Load IIS 6.0 weblog files into Hadoop using Hive

07 October 2011

Following on from part 1 here is how you load IIS 6.0 logs into Hadoop ready for query.

Fire-up the the Hive CLI
hive \
-d SOURCE1=s3://consumernewsweblogs/hadoop-test-output

Create a TABLE representing the structure of the source logfiles.

CREATE EXTERNAL TABLE iislogs (
date1 STRING,
time1 STRING,
s_sitename STRING,
s_computername STRING,
s_ip STRING,
cs_method STRING,
cs_uri_stem STRING,
cs_uri_query STRING,
s_port STRING,
cs_username STRING,
c_ip STRING,
cs_version STRING,
cs_user_agent STRING,
cs_cookie STRING,
cs_referer STRING,
cs_host STRING,
sc_status STRING,
sc_substatus STRING,
sc_win32_status STRING,
sc_bytes STRING,
cs_bytes STRING,
time_taken STRING)
ROW FORMAT DELIMITED FIELDS TERMINATED BY ’ ’ LINES TERMINATED BY ’\n’
LOCATION ’${SOURCE1}/iislogs’;

Verify this worked by running

hive> SHOW TABLES;

hive> SELECT COUNT(date1) FROM iislogs;

This should return a row count if successful obviously but only an OK if the data file don’t parse.

The source files have field headers and comments which we don’t need. We can remove these by copying all none comment rows i.e. row that do not start with ”#” into a new table.

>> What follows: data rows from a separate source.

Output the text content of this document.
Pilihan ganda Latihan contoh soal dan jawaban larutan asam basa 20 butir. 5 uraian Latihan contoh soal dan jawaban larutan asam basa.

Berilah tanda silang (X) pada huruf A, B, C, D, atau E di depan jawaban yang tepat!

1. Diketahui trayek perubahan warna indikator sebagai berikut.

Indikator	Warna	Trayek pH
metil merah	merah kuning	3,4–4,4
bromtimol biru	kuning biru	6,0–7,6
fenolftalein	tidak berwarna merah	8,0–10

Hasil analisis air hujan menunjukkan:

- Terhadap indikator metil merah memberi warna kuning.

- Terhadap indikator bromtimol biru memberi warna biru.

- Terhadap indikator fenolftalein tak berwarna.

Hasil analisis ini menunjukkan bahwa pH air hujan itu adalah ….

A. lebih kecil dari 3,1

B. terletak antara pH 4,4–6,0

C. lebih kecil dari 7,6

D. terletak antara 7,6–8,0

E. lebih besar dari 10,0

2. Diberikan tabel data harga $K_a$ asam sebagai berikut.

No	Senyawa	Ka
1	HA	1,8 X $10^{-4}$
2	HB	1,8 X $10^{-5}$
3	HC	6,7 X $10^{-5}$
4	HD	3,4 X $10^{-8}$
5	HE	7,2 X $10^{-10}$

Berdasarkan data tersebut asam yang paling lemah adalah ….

We achieve this by first creating a new table with the same structure with a different S3 folder for storage

CREATE EXTERNAL TABLE iislogsclean (
date1 STRING,
time1 STRING,
s_sitename STRING,
s_computername STRING,
s_ip STRING,
cs_method STRING,
cs_uri_stem STRING,
cs_uri_query STRING,
s_port STRING,
cs_username STRING,
c_ip STRING,
cs_version STRING,
cs_user_agent STRING,
cs_cookie STRING,
cs_referer STRING,
cs_host STRING,
sc_status STRING,
sc_substatus STRING,
sc_win32_status STRING,
sc_bytes STRING,
cs_bytes STRING,
time_taken STRING)
ROW FORMAT DELIMITED FIELDS TERMINATED BY ’ ’ LINES TERMINATED BY ’\n’
STORED AS TEXTFILE
LOCATION ’${SOURCE1}/iislog_clean/‘;

Then we SELECT from one and INSERT into the other as follows.

INSERT OVERWRITE TABLE iislogsclean
SELECT * FROM iislogs WHERE NOT date1 LIKE ’#%‘;

hive> SELECT COUNT(date1) FROM iislogsclean;

This should return a count less than the source table in theory.

Now the log data is in Hadoop ready for you to run some MapReduce jobs on.